Met de Tour de France vers in het geheugen stappen recreatieve wielrenners gemotiveerd op de fiets. Het is niet onwaarschijnlijk dat zij geïnspireerd raakten door de uitgekiende voedingsstrategieën van de profs.
Wie de ambitie heeft om zijn of haar voedingspatroon aan te passen voor betere sportprestaties, kan leren van Wageningse onderzoekers. Mireille Baart, onderzoeker bij de leerstoelgroep Humane Voeding en Gezondheid (en WUR-sportvrouw van het jaar), onderzocht met haar collega’s de verschillen tussen een koolhydraatarm (low carbohydrate, high-fat, ofwel LCHF) en een koolhydraatrijk (high carbohydrate, ofwel HC) dieet op prestaties.
Recreatieve atleten
‘Deze diëten passen in de huidige tijdgeest waarin recreatieve sporters steeds vaker experimenteren met bijvoorbeeld intermitterend vasten of een ketogeen dieet’, aldus Baart.
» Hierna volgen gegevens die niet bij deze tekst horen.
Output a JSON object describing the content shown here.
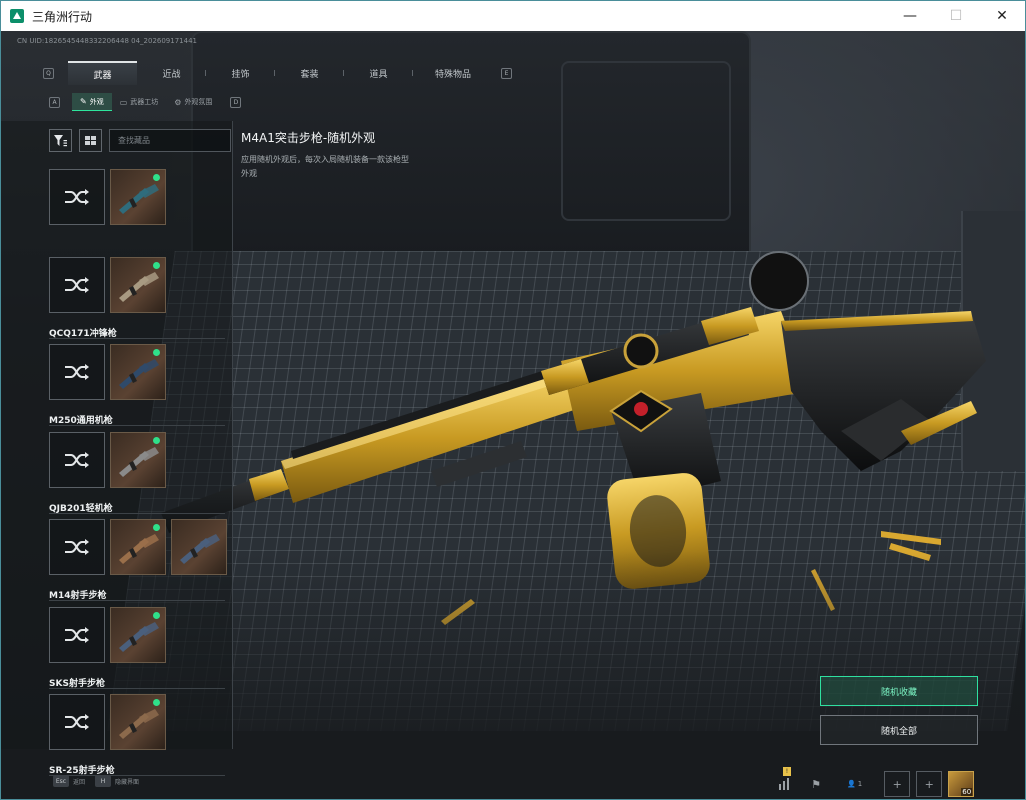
{
  "window": {
    "title": "三角洲行动",
    "minimize": "—",
    "maximize": "☐",
    "close": "✕"
  },
  "uid": "CN UID:1826545448332206448 04_202609171441",
  "main_tabs": {
    "prev_key": "Q",
    "next_key": "E",
    "items": [
      {
        "label": "武器",
        "active": true
      },
      {
        "label": "近战",
        "active": false
      },
      {
        "label": "挂饰",
        "active": false
      },
      {
        "label": "套装",
        "active": false
      },
      {
        "label": "道具",
        "active": false
      },
      {
        "label": "特殊物品",
        "active": false
      }
    ]
  },
  "sub_tabs": {
    "prev_key": "A",
    "next_key": "D",
    "items": [
      {
        "label": "外观",
        "icon": "brush-icon",
        "active": true
      },
      {
        "label": "武器工坊",
        "icon": "workshop-icon",
        "active": false
      },
      {
        "label": "外观氛围",
        "icon": "gear-icon",
        "active": false
      }
    ]
  },
  "search": {
    "placeholder": "查找藏品"
  },
  "weapons": [
    {
      "name": "",
      "skins": 1
    },
    {
      "name": "QCQ171冲锋枪",
      "skins": 1
    },
    {
      "name": "M250通用机枪",
      "skins": 1
    },
    {
      "name": "QJB201轻机枪",
      "skins": 1
    },
    {
      "name": "M14射手步枪",
      "skins": 2
    },
    {
      "name": "SKS射手步枪",
      "skins": 1
    },
    {
      "name": "SR-25射手步枪",
      "skins": 1
    }
  ],
  "selected_weapon": {
    "title": "M4A1突击步枪-随机外观",
    "description": "应用随机外观后，每次入局随机装备一款该枪型外观"
  },
  "actions": {
    "random_favorites": "随机收藏",
    "random_all": "随机全部"
  },
  "bottom_hints": [
    {
      "key": "Esc",
      "label": "返回"
    },
    {
      "key": "H",
      "label": "隐藏界面"
    }
  ],
  "bottom_right": {
    "stats_badge": "!",
    "friends_count": "1",
    "level": "60"
  },
  "colors": {
    "accent_green": "#2fe08a",
    "gold": "#d9b13a",
    "titlebar": "#ffffff"
  }
}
Ze manipuleren zo hun suikerinname. ‘Hiermee willen zij hun lichaam een extra trainingsprikkel geven om de vetverbranding tijdens inspanning te verhogen. De redenatie hierachter is dat je lijf dan minder afhankelijk is van de, relatief beperkte, glycogeenvoorraden (glucose, red.) in de lever en spieren.’ Op vetvoorraden kunnen we – in theorie – weken blijven sporten. Maar kun je als recreatief atleet wel optimaal presteren op een dieet dat zo weinig suikers bevat?
Boodschappenlijstje
In dit onderzoek werden data gebruikt van veertien recreatieve mannelijke atleten. Zij volgden twee weken lang een koolhydraatarm dieet en twee weken lang een koolhydraatrijk dieet, in willekeurige volgorde. In het koolhydraatarme dieet was minder dan 10 procent van de calorieën afkomstig uit koolhydraten. Zo’n 75 procent van de calorieën was afkomstig uit vetten. Het koolhydraatrijke dieet bestond juist uit veel koolhydraten: meer dan de helft van de calorieën kwam uit suikers. Tussen de diëten zat een periode van drie weken waarin deelnemers hun normale dieet volgden.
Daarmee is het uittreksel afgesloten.